ANALYSIS - Sustainability - in its widest sense - has hit the headlines in the news in the last week. The need for new technology to feed a growing world population has been discussed at a recent conference, and mention was made of the contribution of genetic improvements to achieving that goal. Canada fears for the economic sustainability of its pig industry as it counts the cost of mandatory country of origin labelling on meat in the US. A new report highlights the growing importance of offals and less popular cuts to the global meat industry.
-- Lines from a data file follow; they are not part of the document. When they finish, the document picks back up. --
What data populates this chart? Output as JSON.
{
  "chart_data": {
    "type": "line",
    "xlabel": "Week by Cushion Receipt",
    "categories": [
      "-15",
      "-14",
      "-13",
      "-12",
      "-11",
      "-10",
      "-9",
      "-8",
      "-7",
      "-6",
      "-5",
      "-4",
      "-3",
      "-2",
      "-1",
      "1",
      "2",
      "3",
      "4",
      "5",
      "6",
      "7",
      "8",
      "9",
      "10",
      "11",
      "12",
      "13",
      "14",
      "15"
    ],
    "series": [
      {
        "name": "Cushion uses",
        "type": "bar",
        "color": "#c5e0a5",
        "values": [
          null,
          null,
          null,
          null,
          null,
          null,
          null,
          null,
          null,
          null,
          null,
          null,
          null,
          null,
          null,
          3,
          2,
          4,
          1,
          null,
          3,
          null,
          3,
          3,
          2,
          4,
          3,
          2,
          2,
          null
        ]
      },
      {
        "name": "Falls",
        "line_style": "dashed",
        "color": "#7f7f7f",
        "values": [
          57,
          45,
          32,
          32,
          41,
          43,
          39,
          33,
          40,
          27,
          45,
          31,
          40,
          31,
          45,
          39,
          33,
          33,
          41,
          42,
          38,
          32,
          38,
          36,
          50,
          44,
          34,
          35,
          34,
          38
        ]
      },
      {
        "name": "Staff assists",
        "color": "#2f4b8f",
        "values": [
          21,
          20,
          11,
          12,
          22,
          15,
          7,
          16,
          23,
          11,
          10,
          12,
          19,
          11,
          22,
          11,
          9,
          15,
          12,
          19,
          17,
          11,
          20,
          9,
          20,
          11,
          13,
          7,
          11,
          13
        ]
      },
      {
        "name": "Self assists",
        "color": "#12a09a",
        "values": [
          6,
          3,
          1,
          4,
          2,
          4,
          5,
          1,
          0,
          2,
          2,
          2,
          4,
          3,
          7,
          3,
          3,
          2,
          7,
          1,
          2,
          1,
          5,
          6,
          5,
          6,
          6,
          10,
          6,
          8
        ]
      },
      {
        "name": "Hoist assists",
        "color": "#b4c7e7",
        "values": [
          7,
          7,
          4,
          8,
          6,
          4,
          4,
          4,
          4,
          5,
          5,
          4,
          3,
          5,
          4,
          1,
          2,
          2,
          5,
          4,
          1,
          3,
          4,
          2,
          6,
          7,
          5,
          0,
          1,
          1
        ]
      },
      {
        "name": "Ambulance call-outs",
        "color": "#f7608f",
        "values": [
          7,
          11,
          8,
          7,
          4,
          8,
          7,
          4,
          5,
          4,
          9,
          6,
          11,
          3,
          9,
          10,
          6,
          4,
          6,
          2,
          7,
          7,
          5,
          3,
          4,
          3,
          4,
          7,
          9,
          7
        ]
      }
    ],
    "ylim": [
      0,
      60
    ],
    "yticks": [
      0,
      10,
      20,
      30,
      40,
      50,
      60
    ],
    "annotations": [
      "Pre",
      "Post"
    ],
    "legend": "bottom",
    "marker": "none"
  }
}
Making the best of the food we produce is also part of the sustainability goal.
This year's Oxford Farming Conference brought the questions on genetics, new technology, genetic modification and improvements in agriculture into sharp focus.
At a time when the global population is growing and growing largely in underdeveloped and developing countries, the need to produce more food, more efficiently is unquestioned.
How that increase in production can be met sustainably and economically is the big question taxing scientists, politicians, farmers, processors and consumers alike.
As the Oxford Farming Conference heard this year, genetics has a big role to play in the improvements of yield - whether it is in crops or in animal protein - but genetic improvement is not the sole solution.
"We are now looking at selection for production and fitness and we are even looking at the vet costs in production as well," said Mark Smith, global bovine product development and production director at Genus.
"Genetics have contributed approximately 50 per cent of the phenotypic improvement we have seen over the last 50 years and basically, we need to produce more from less and genetic improvement is going to be key to this," he said.
Also on the subject of sustainability but turning to the future of a nation's pig industry, the Canadian pork industry has called on the US to follow the World Trade Organization rulings on country of origin labelling (COOL) or face retaliatory action.
The Canadian Pork Council (CPC) report shows that the direct impacts on hog producers calculated from official live trade data amount to over $1.9 billion as of October 2012, and were expected to exceed $2 billion by the end of 2012, at the current pace of accumulation of $500 million per year.
The CPC report added that $357 million in pork trade has been lost since the implementation of COOL, and a further $85 million in price suppression of feeder pig trade.
The importance of animal by-products to the global meat industry is expected to alter carcass valuation in the long term after changes in consumer demand has headed a matrix of factors shifting carcass valuation from prime cuts to processing cuts, a new Rabobank report says.
The transition from valuing slaughtered animals around prime meat prices has been observed since 2009. This change could force the processing industry to look at longer term contracts to ensure supply and alter the criteria for sourcing meat, adds the report.